Peu importe que le film Vaincre ou mourir soit une réussite artistique ou un navet, même si la seconde option est la bonne. Peu importe même que l’œuvre coproduite par l’entreprise de spectacles réactionnaires du Puy du Fou brutalise la vérité historique. L’art doit être libre. On ne reprochera donc pas davantage aux réalisateurs Vincent Mottez et Paul Mignot leur hagiographie du contre-révolutionnaire Charette qu’on n’accuserait le Quatrevingt-Treize de Victor Hugo pour son dialogue imaginaire entre Robespierre, Danton et Marat.

S’il n’y avait à critiquer que des approximations historiques, des anachronismes et un manichéisme caricatural qui charge la Ire République de tous les maux de son époque, il n’y aurait pas grand-chose à dire de ce film, si ce n’est de conseiller la lecture des travaux de vrais historiens. Que nous apprennent-ils ? Que les guerres de Vendée – elles concernèrent, outre le département de la Vendée, la Loire-Atlantique et le Maine-et-Loire – ont été une guerre civile atroce, dans laquelle ni les camps en présence ni les motivations des acteurs n’étaient homogènes.

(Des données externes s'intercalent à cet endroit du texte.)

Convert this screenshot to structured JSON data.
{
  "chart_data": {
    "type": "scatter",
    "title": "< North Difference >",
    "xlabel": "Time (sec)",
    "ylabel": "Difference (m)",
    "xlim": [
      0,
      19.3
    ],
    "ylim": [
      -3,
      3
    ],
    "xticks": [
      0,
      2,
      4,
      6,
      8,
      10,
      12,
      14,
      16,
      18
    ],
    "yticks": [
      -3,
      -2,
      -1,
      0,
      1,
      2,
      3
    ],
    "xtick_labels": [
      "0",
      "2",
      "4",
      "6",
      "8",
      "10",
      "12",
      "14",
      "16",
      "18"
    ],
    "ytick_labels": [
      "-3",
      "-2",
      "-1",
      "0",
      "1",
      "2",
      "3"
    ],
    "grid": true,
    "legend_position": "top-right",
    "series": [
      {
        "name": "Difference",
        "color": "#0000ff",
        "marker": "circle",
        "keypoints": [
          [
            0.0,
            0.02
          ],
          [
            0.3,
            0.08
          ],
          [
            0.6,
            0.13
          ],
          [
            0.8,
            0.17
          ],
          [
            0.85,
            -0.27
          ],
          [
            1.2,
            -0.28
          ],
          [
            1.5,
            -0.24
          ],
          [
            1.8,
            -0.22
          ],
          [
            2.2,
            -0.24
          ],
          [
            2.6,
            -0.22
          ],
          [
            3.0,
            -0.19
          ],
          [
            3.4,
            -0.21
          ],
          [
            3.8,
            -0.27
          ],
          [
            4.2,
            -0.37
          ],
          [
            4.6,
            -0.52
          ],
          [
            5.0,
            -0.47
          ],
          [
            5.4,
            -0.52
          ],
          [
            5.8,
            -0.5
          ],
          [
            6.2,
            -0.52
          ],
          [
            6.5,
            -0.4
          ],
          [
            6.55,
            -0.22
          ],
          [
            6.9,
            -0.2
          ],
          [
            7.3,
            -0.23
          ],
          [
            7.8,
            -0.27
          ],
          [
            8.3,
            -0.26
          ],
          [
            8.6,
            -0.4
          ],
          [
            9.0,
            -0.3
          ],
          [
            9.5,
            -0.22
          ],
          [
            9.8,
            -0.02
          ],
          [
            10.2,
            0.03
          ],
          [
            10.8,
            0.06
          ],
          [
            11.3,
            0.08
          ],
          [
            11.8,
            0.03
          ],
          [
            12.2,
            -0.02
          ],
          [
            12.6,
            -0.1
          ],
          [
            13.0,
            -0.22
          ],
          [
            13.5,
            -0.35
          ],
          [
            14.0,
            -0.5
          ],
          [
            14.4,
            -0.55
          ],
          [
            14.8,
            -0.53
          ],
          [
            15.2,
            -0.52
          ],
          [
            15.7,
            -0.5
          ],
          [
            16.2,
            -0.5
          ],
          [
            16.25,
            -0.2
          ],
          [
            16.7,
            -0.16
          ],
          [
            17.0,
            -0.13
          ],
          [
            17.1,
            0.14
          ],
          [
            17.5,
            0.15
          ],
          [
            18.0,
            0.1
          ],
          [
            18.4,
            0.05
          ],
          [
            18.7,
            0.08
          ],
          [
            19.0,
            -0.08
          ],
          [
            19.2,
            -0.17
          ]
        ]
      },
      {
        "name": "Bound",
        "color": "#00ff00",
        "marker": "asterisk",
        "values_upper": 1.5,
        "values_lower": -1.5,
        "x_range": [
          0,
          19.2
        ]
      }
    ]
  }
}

Il est acquis que l’absence de pouvoirs bien établis, chez les Blancs comme chez les Bleus, a empêché la régulation de la violence, cause fondamentale des atrocités auxquelles se livrèrent les deux parties. Les travaux scientifiques démontrent aussi que ces violences de masse ne justifient pour autant jamais le terme de génocide que les extrémistes de la cause vendéenne cherchent à imposer à l’opinion publique depuis quarante ans, sans en avoir jamais convaincu la communauté scientifique.

Offensive réactionnaire

Ce n’est pourtant pas pour l’accumulation d’inexactitudes qu’il faut craindre Vaincre ou mourir. Ce docufiction représente un degré supplémentaire franchi par l’entreprise idéologique de la droite ultraconservatrice. Extrêmes droites et droites extrêmes veulent imposer à la société leur grille de lecture des problèmes de notre temps, leur haine de l’égalité républicaine, leur nostalgie morbide de pseudo-traditions catholiques intégristes, leur nationalisme « de la terre et des morts » [selon Maurice Barrès], autant de prétextes à exclure de la nation française tous ceux dont les origines familiales seraient d’ailleurs.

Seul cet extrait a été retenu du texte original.